Not only do they have relationships with the other sponsoring organizations, but Helping Hands also has strong bonds with the communities they serve. The organization sponsors providers from diverse backgrounds across eight different languages – a majority of their providers do not speak English as a first language. The staff at Helping Hands are representative of their diverse providers and help ensure that their communities have access to the program.

Since they’ve been around for so many years, Helping Hands now has some providers under their sponsorship that were previously children in the program. To Susan, this outlines the true benefit of the program: children are growing into healthy, successful adults and contributing members of society. The children who are now providers are also encouraging other members of their community to join the food program, because they know first-hand the impact of the program.

“We now have providers that were children on the program. To see them grow up into healthy and lovely adults and to see that they were touched by this enough that they want to be part of the program. I’ve seen them when they’re not actually caregivers telling their neighbors ‘Oh, make sure you’re on the food program because it really makes a difference.’”

The team at Helping Hands cares for the providers that they serve. Although it's difficult, they think it’s important to find balance between enforcing regulation and showing compassion. They recognize that the CACFP may not be a provider’s priority and that the kids are their number one priority. So, when a provider is upset about a meal being disallowed, Helping Hands explains how much they want the provider to succeed and what they can do to make that happen.

Susan will be retiring in the spring of 2025, and one of her staff members will be stepping in as Executive Director.

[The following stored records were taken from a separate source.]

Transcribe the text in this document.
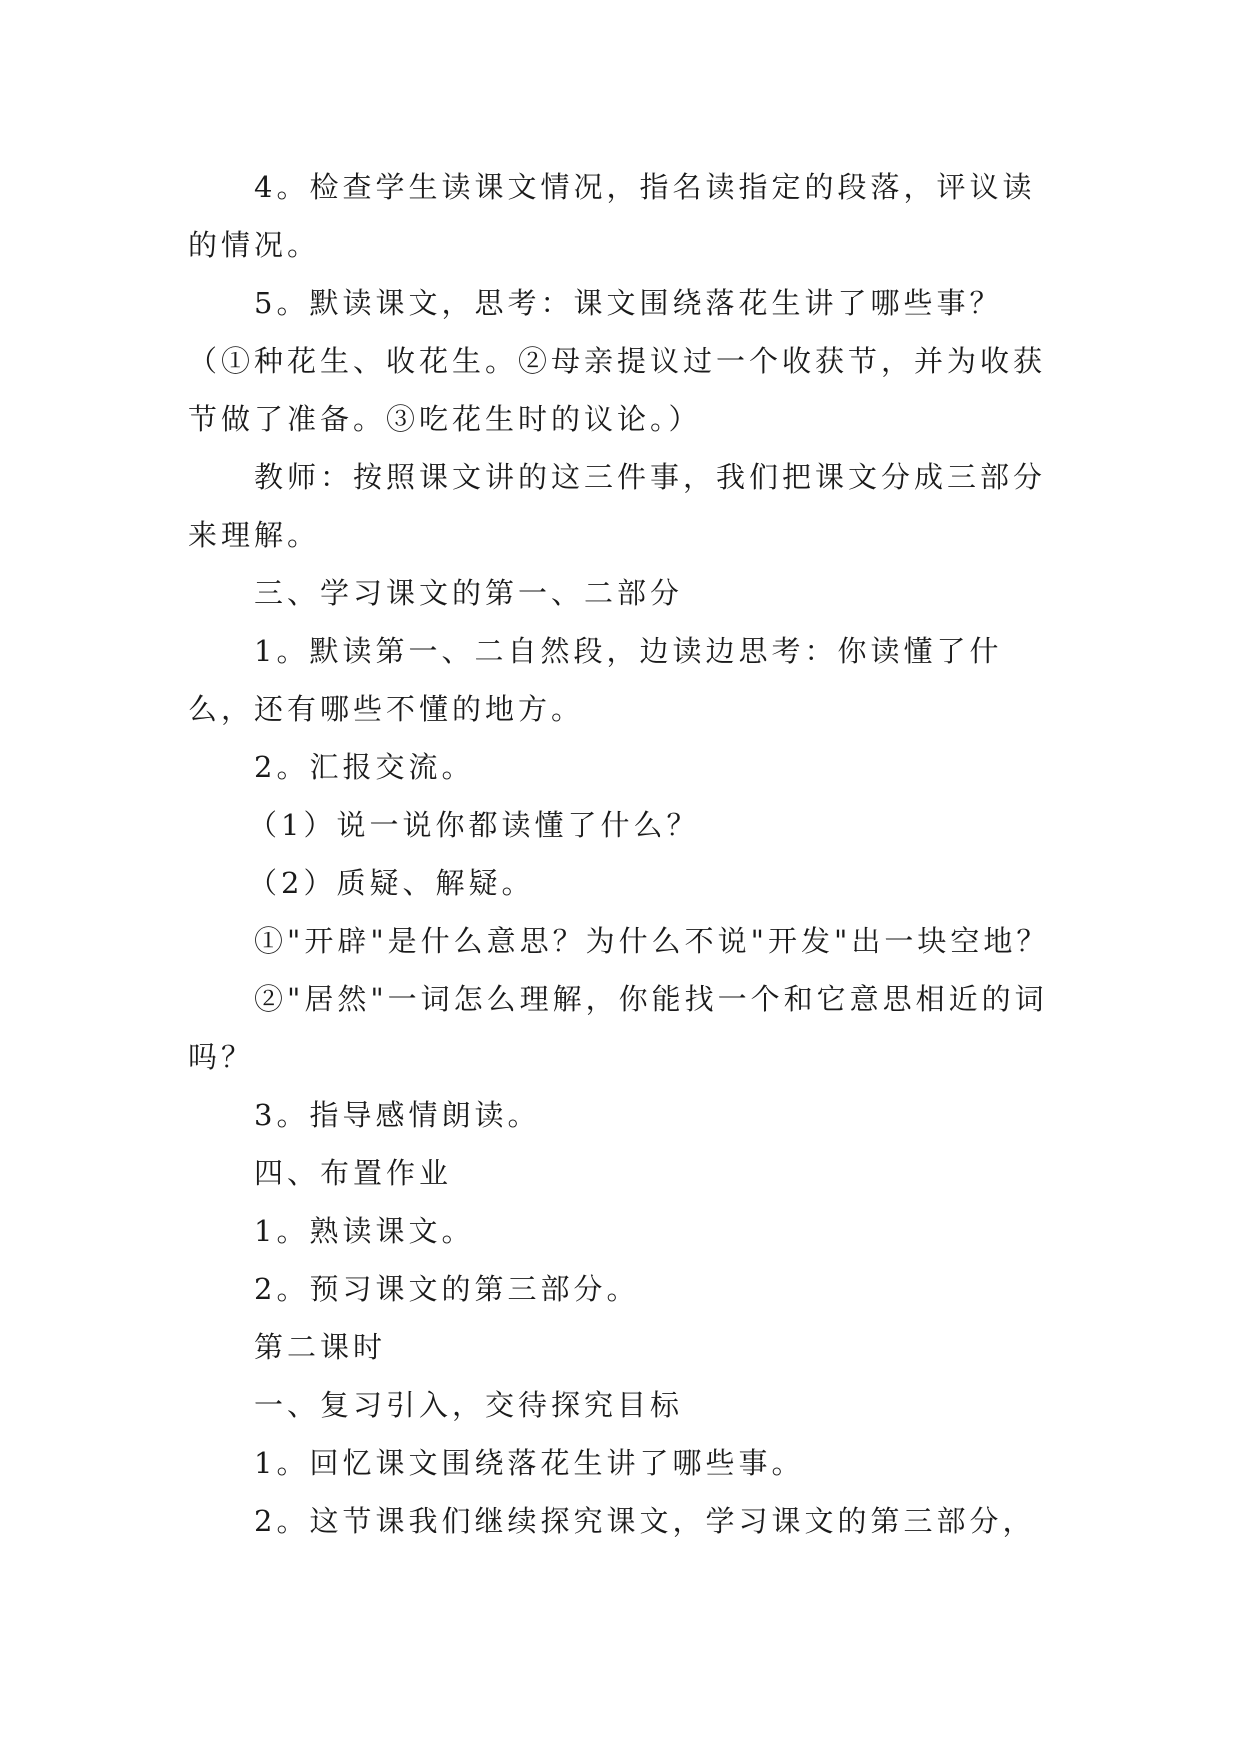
4。检查学生读课文情况，指名读指定的段落，评议读的情况。

5。默读课文，思考：课文围绕落花生讲了哪些事？（①种花生、收花生。②母亲提议过一个收获节，并为收获节做了准备。③吃花生时的议论。）

教师：按照课文讲的这三件事，我们把课文分成三部分来理解。

三、学习课文的第一、二部分

1。默读第一、二自然段，边读边思考：你读懂了什么，还有哪些不懂的地方。

2。汇报交流。

（1）说一说你都读懂了什么？

（2）质疑、解疑。

①"开辟"是什么意思？为什么不说"开发"出一块空地？

②"居然"一词怎么理解，你能找一个和它意思相近的词吗？

3。指导感情朗读。

四、布置作业

1。熟读课文。

2。预习课文的第三部分。

第二课时

一、复习引入，交待探究目标

1。回忆课文围绕落花生讲了哪些事。

2。这节课我们继续探究课文，学习课文的第三部分，
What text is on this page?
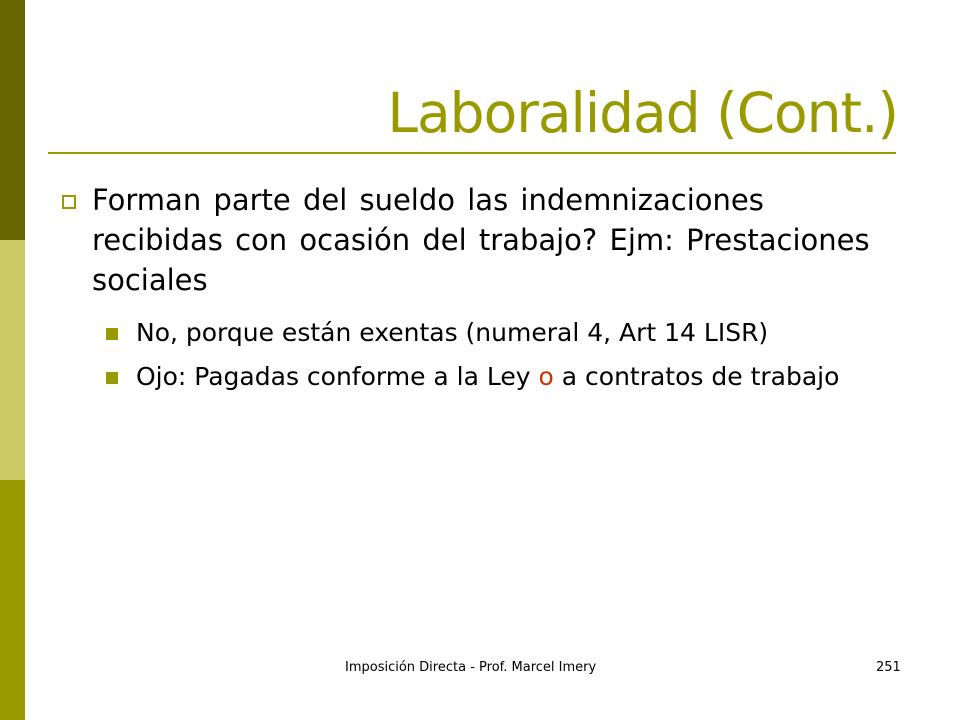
Laboralidad (Cont.)
Forman parte del sueldo las indemnizaciones recibidas con ocasión del trabajo? Ejm: Prestaciones sociales
No, porque están exentas (numeral 4, Art 14 LISR)
Ojo: Pagadas conforme a la Ley o a contratos de trabajo
Imposición Directa - Prof. Marcel Imery	251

When asked what motivated her to work in the CACFP for over 30 years, her response was:

“It’s the opportunity to enact change in our community and that change is for the good. To be able to encourage those who didn’t think they could succeed and to help them succeed. Our vision is outward facing. We want to change our community, we want to change our families, we want to change our children that are at risk. A successful child, is a successful home, is a successful community.”